Jonathan Taplin, que trabalhou com Scorsese, lamenta abandono do discurso político

Professor de mídias digitais esteve em feira televisiva no Rio e mostrou ser entusiasta das novas mídias

ANNA VIRGINIA BALLOUSSIER
ENVIADA ESPECIAL AO RIO

Jonathan Taplin, 64, tira o iPad da mochila. "Acho que as coisas mais revigorantes estão sendo feitas aqui."

O produtor norte-americano, que veio ao país participar da feira televisiva RioContentMarket, abre um e-book com escritos seus sobre rock. Toca a tela do tablet e, em vez de desfilarem retratos paradões, como num livro à moda antiga, surge um vídeo de Bob Dylan no YouTube.

A essa altura, os olhos de Taplin brilham. No passado, produziu shows de Dylan, virou amigo de Martin Scorsese e organizou, a pedido de George Harrison, um concerto histórico pelo Bangladesh, com Ringo Starr e Eric Clapton. Seu currículo inclui ainda filmes e atrações de TV indicados ao Oscar, ao Emmy e exibidos em Cannes.

A atenção de Taplin está agora voltada ao futuro do audiovisual. Professor de mídias digitais da USC (Universidade do Sul da Califórnia) e entusiasta das novas plataformas, ele recebe vários alunos "que não têm ideia do que foi o movimento dos direitos civis". Para suprir o lapso histórico, ele saca vídeos de "jovens da idade deles lutando contra a polícia e seus cachorros" mas também clipes de Dylan cantando "The Times They're A-Changin'".

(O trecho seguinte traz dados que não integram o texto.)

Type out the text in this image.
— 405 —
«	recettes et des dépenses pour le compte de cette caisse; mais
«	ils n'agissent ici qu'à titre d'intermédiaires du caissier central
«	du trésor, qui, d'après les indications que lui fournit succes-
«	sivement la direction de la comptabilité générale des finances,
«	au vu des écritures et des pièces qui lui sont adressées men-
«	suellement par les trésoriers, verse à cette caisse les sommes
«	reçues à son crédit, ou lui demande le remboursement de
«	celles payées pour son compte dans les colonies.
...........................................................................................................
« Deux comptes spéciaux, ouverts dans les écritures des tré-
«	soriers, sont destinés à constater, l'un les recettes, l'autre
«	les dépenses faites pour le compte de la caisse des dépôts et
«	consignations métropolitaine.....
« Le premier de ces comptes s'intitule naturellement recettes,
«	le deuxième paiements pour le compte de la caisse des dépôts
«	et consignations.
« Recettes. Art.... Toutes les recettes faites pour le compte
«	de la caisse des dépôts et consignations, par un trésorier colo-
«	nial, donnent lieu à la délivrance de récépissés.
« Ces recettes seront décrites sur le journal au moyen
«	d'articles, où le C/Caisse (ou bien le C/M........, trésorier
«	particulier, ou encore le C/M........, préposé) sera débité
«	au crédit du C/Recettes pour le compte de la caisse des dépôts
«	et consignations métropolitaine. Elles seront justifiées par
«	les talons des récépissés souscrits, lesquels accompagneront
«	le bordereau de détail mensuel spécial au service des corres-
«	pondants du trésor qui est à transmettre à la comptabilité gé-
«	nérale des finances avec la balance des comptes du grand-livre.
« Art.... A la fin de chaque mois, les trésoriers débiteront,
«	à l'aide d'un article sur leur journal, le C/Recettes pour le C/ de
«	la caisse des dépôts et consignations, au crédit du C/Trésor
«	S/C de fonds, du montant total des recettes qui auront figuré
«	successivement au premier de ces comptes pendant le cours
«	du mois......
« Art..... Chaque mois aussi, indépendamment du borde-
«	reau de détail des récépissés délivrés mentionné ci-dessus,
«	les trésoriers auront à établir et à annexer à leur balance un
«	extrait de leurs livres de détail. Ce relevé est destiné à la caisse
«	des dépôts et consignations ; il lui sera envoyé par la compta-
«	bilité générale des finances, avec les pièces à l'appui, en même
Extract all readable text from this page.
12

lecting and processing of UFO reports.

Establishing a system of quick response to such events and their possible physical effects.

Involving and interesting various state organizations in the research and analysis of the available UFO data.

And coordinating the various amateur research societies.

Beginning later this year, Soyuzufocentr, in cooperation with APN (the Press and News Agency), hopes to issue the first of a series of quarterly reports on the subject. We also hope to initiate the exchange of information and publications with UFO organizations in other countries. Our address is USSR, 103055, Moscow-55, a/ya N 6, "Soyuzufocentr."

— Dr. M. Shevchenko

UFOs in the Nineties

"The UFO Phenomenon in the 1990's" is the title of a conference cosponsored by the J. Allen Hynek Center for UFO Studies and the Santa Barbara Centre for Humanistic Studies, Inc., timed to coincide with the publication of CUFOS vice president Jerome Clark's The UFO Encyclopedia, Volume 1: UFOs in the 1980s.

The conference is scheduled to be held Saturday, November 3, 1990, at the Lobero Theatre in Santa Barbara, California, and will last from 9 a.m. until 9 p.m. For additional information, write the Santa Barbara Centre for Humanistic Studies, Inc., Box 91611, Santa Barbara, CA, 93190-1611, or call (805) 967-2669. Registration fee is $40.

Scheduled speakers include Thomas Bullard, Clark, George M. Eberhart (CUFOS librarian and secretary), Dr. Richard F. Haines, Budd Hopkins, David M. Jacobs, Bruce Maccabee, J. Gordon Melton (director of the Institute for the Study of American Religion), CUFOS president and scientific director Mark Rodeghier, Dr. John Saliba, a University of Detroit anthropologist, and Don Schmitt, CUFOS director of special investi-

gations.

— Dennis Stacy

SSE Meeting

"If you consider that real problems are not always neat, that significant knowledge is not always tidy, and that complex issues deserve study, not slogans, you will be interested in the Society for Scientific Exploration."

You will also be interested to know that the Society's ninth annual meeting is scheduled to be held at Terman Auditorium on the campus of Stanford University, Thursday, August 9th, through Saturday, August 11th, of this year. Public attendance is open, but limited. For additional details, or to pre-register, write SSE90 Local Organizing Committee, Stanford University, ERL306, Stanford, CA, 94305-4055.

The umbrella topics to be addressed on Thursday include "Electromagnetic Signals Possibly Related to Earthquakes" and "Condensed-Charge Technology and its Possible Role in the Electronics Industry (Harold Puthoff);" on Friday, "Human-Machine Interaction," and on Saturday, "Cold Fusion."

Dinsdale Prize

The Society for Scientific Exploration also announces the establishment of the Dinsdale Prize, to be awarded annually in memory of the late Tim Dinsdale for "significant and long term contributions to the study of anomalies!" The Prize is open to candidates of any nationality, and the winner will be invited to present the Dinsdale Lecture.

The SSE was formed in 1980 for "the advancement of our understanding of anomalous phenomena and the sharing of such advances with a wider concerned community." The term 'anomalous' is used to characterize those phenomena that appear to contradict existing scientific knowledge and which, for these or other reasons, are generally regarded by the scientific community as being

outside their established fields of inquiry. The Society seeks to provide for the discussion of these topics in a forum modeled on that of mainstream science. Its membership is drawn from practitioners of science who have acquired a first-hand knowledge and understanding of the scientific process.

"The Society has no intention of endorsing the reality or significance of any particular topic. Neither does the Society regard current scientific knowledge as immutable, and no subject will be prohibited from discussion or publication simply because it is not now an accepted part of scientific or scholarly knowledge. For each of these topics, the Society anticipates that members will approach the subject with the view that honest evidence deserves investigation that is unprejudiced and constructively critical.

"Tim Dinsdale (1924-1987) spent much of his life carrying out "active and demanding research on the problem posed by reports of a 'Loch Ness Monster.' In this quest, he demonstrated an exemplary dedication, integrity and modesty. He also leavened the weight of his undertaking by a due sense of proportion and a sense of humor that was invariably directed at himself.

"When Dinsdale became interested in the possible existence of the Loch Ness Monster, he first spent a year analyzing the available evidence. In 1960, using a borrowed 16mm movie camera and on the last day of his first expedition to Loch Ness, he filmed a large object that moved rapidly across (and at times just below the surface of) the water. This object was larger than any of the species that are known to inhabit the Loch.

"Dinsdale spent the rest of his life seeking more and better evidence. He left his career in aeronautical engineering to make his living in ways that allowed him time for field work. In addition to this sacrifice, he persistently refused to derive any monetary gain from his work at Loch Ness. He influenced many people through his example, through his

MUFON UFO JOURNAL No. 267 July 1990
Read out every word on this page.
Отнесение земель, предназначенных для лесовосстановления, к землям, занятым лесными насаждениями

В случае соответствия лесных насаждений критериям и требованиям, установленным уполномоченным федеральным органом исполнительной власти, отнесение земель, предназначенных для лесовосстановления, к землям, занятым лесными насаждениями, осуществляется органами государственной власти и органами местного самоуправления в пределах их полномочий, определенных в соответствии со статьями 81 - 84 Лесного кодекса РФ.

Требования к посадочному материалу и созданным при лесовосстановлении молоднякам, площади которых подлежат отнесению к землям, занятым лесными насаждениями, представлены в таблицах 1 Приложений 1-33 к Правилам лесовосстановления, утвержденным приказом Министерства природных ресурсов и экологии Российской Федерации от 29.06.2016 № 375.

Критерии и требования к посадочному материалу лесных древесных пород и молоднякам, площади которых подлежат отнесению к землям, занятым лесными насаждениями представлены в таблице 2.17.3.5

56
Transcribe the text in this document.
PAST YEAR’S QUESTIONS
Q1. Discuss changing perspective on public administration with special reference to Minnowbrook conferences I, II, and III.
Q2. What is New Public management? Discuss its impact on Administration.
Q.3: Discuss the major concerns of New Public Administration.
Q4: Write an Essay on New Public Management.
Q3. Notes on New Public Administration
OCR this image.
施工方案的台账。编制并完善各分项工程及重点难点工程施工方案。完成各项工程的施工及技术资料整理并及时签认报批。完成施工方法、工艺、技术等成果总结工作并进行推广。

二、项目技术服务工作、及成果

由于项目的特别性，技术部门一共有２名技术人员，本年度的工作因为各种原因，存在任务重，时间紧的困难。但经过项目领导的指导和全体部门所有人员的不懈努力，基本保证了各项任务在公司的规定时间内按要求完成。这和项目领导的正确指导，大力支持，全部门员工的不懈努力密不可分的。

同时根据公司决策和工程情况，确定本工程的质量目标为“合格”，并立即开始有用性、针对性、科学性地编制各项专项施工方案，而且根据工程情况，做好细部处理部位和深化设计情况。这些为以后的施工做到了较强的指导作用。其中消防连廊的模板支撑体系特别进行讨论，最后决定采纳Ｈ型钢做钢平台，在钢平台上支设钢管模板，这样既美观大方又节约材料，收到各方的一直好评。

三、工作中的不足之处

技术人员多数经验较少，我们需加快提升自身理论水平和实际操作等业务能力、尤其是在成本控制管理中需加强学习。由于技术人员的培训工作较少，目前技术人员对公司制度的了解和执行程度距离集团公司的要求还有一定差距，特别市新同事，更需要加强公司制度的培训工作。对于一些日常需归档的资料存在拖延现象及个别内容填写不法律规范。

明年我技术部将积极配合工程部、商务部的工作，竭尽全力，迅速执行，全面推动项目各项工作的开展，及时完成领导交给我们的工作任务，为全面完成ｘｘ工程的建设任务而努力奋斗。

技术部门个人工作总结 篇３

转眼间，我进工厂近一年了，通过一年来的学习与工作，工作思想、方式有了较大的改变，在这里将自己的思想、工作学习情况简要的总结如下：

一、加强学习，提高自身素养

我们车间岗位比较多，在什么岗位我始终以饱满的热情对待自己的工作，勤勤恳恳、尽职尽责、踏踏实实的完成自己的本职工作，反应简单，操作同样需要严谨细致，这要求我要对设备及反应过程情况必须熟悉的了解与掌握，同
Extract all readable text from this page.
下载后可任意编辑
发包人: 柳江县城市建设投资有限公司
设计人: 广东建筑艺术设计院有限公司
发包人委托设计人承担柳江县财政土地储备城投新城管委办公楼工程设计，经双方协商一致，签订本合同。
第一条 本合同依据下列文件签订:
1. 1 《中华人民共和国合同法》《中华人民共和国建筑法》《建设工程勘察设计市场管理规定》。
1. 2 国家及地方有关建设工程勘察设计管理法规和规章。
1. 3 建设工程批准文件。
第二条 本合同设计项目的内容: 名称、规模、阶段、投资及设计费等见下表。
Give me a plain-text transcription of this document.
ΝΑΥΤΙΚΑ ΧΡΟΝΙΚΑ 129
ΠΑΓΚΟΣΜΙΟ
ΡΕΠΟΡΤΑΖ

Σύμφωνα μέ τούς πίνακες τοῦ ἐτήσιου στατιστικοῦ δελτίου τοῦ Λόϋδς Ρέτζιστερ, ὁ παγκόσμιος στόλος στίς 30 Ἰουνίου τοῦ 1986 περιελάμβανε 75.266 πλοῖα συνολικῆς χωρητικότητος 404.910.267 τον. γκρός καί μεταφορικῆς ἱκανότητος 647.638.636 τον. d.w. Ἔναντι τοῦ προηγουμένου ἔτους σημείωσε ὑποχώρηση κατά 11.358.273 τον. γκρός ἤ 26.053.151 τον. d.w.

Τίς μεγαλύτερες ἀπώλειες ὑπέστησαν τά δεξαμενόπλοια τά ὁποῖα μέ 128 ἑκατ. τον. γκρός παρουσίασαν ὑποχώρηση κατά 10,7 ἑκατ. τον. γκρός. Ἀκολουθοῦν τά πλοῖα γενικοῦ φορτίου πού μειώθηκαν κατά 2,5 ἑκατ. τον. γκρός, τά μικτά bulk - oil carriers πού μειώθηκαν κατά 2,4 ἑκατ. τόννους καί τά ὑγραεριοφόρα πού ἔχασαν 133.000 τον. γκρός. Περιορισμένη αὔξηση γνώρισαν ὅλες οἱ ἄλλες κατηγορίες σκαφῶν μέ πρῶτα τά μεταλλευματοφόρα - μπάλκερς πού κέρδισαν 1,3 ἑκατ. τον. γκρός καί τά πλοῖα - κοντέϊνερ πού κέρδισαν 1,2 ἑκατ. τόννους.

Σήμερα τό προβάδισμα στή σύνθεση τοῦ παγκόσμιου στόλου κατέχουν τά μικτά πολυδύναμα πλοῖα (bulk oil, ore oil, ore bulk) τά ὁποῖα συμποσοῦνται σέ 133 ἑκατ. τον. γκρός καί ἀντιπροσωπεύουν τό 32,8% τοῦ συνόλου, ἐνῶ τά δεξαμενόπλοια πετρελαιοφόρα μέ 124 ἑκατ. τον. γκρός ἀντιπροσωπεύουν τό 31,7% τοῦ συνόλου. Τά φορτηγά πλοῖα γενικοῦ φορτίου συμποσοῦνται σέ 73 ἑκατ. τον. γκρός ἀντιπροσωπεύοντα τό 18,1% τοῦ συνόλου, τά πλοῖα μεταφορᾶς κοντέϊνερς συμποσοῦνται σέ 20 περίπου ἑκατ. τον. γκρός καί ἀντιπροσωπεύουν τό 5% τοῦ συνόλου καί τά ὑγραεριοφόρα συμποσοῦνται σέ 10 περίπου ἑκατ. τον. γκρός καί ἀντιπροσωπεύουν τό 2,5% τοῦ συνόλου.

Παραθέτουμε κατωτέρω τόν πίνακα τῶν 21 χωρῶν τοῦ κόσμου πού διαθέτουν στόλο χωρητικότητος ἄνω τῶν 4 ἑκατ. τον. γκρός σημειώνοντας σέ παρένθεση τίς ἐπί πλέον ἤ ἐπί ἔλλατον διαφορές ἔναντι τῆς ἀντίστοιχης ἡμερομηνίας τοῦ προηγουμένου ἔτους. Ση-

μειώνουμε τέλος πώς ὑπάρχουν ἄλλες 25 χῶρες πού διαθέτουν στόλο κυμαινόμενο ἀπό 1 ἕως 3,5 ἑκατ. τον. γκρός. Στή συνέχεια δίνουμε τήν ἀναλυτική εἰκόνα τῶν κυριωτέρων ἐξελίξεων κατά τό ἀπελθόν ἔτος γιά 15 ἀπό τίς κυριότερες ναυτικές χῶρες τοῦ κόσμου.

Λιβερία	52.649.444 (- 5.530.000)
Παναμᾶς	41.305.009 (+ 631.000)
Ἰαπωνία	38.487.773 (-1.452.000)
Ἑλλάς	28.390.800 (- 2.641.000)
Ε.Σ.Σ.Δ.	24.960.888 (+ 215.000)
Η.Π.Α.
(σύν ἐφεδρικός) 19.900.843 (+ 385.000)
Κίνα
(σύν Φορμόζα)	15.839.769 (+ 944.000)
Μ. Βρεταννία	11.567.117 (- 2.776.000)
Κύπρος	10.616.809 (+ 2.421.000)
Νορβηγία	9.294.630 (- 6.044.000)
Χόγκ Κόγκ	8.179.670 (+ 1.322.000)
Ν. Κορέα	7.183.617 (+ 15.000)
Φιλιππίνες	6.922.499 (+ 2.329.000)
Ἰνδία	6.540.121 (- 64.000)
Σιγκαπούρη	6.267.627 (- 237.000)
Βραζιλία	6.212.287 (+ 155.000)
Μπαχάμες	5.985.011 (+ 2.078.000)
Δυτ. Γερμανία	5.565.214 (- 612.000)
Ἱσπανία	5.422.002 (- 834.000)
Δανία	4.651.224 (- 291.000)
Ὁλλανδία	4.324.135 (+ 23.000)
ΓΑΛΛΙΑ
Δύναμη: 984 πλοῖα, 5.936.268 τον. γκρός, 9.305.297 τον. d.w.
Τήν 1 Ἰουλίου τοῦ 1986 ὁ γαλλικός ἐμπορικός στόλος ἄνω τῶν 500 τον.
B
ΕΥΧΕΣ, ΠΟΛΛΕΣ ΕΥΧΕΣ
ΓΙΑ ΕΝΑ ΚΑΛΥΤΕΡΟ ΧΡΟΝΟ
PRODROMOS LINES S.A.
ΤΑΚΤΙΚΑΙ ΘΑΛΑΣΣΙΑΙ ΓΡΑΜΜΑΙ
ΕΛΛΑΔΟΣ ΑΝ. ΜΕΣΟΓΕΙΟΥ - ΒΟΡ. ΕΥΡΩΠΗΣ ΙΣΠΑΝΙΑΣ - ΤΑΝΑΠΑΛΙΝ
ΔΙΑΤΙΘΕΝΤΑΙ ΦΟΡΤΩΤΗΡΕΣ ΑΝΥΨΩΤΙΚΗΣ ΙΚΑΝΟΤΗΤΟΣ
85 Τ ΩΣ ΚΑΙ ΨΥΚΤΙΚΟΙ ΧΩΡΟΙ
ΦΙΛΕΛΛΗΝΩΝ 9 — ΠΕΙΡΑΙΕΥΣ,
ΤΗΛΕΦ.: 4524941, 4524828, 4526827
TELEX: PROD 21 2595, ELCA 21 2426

Para Taplin, há uma revolução em marcha quando passa a ser possível "ver o vídeo e, 'click!', entrar num link que nos leve a outro lugar".

Imagine "...E o Vento Levou" (1939). A Folha pergunta como o épico funcionaria hoje. "Talvez você pudesse escolher entre o ponto de vista da babá negra e o de Scarlett O'Hara. Poderia escolher."

OUTROS TEMPOS

Era 1965, um belo ano para se ter 18 anos. Estudante de Princeton, Taplin conheceu o empresário de Bob Dylan num festival. Logo virou "da turma". Os anos seguintes, bem, esses viraram história -uma história em que se liquidificavam música, invenções de Andy Warhol, o movimento dos direitos civis.

A cultura "estava, então, na linha de frente da revolução", diz o produtor, para quem aquele sonho morreu.

"Nos EUA, as pessoas ficaram acomodadas, gordas e petulantes. Acontece quando você tem 500 canais de entretenimento à disposição", diz.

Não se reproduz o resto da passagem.